Any company that stores and uses personal customer data are responsible for keeping that data safe. Medically associated practices in particular, whether hospitals, research labs, or bioinformatic software such as g.nome®, have the utmost priority of adhering to the laws and rules created to protect personal data from public exposure.

There are, however, circumstances in which genomic data can be released, which can lead to breakthroughs in cold cases or the arrest of a mystery murderer.



On November 13, 2022, four students from the University of Idaho were found murdered in their off-campus home. For over six weeks, law enforcement officials worked to identify a suspect, but only managed to announce that they had linked a car, a white Hyundai Elantra, to the scene.

A break in the case came in late December 2022. The sheath of a knife had been discovered on one of the victim’s beds, leaving behind DNA. The only problem? The DNA found was not a match for anyone within the FBI’s national DNA database. Luckily for law enforcement, and unluckily for the suspect, genetic genealogy and public DNA databases held the answer.
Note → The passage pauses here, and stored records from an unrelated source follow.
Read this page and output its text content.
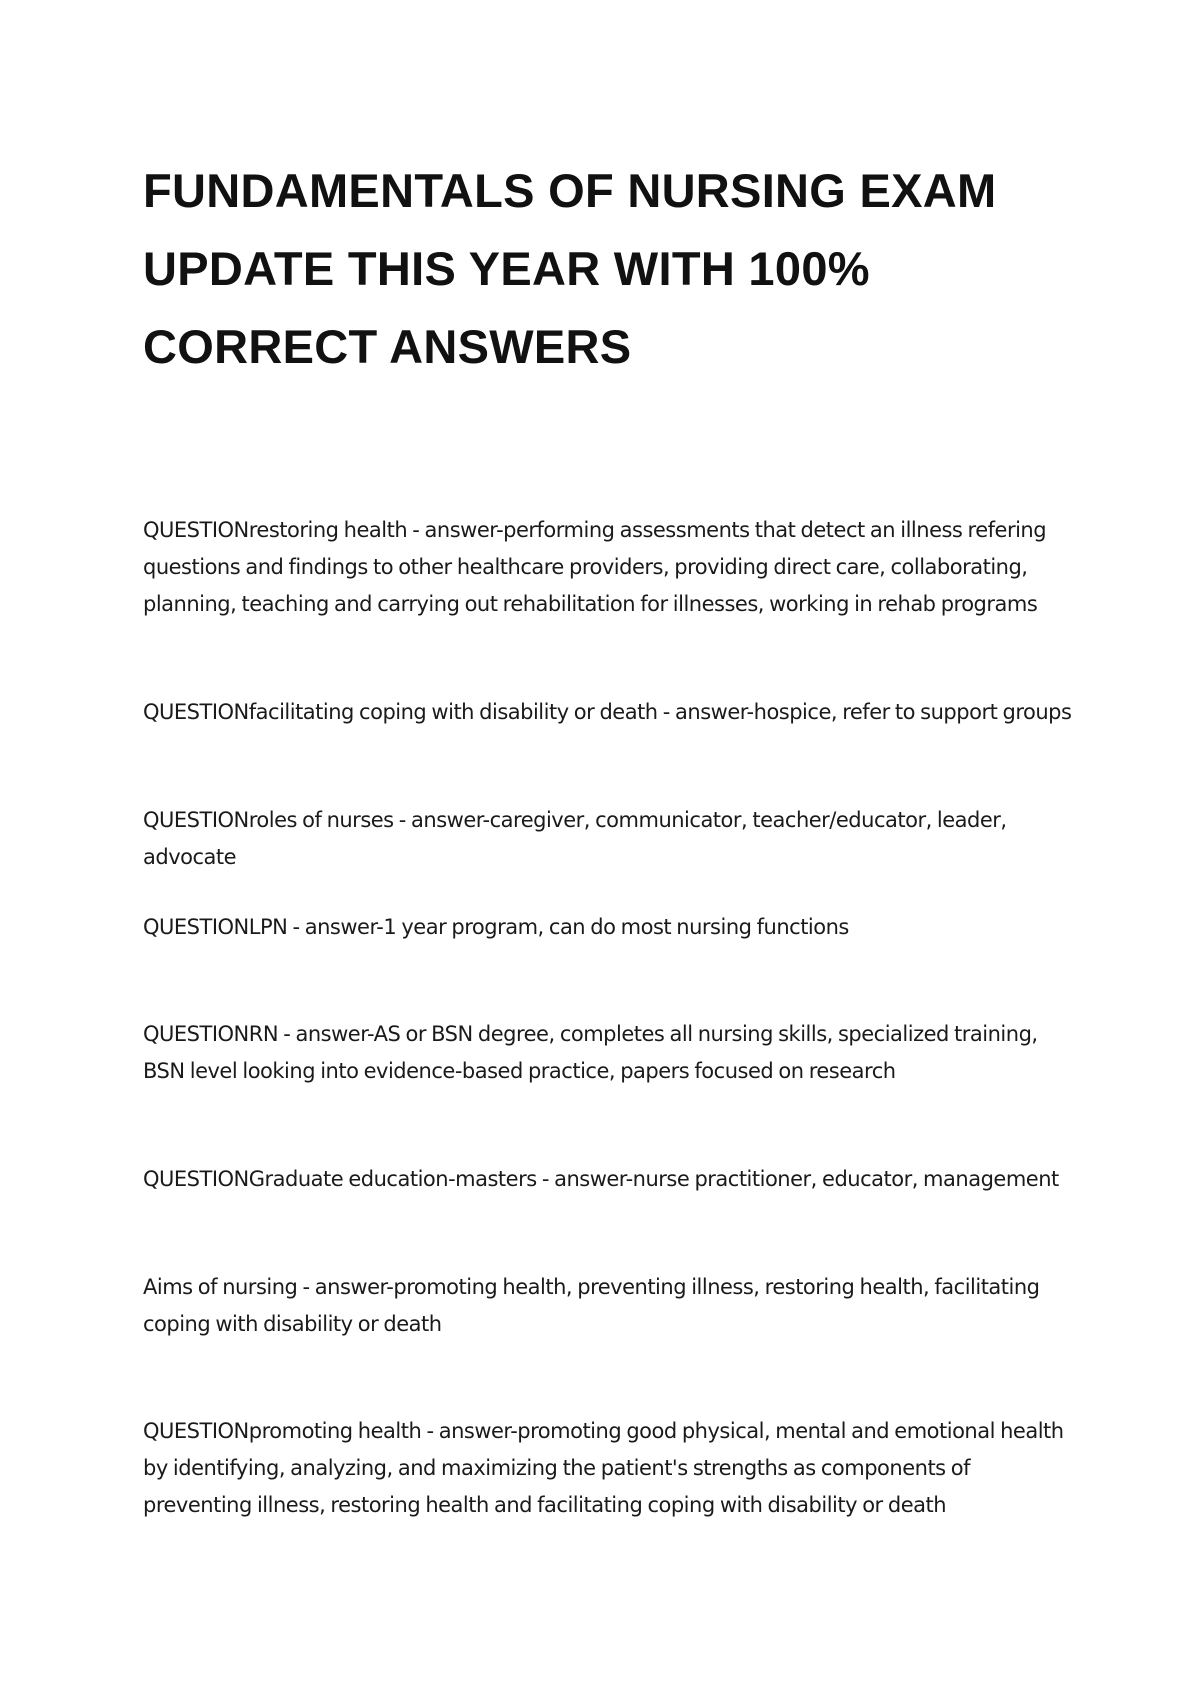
FUNDAMENTALS OF NURSING EXAM UPDATE THIS YEAR WITH 100% CORRECT ANSWERS

QUESTIONrestoring health - answer-performing assessments that detect an illness refering questions and findings to other healthcare providers, providing direct care, collaborating, planning, teaching and carrying out rehabilitation for illnesses, working in rehab programs

QUESTIONfacilitating coping with disability or death - answer-hospice, refer to support groups

QUESTIONroles of nurses - answer-caregiver, communicator, teacher/educator, leader, advocate

QUESTIONLPN - answer-1 year program, can do most nursing functions

QUESTIONRN - answer-AS or BSN degree, completes all nursing skills, specialized training, BSN level looking into evidence-based practice, papers focused on research

QUESTIONGraduate education-masters - answer-nurse practitioner, educator, management

Aims of nursing - answer-promoting health, preventing illness, restoring health, facilitating coping with disability or death

QUESTIONpromoting health - answer-promoting good physical, mental and emotional health by identifying, analyzing, and maximizing the patient's strengths as components of preventing illness, restoring health and facilitating coping with disability or death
Online genealogy databases have been on the rise in recent years, with the popular gifting of DNA test kits such as 23andMe, AncestryDNA and GEDmatch. Through one of these online databases, authorities were able to link the DNA found on the sheath of the knife to the father of the suspect, which eventually led to the arrest of Bryan Kohberger, a 28-year-old criminology Ph.D. student.


Left: Joseph DeAngelo, the Golden State Killer | Right: Joseph Augustus Zarelli, “America’s Unknown Child”

Genealogical DNA has recently been used to aid in the investigation of multiple crimes. From the conviction of the Golden State Killer to the identification of “America’s Unknown Child”, the recent advancements in DNA technology and genetic testing are becoming regular tools used by law enforcement. But how is it that these law enforcement agencies are gaining access to these databases? These websites offer a privacy policy, mentioning that if an individual selects the “Public Opt-in” option, their DNA can be “compared with kits submitted by law enforcement to identify perpetrators of violent crimes,” according to the GEDmatch website.

When deciding to submit genealogical information to a national database, confirming the company’s privacy policy is a great step to staying out of a criminal investigation or even out of jail.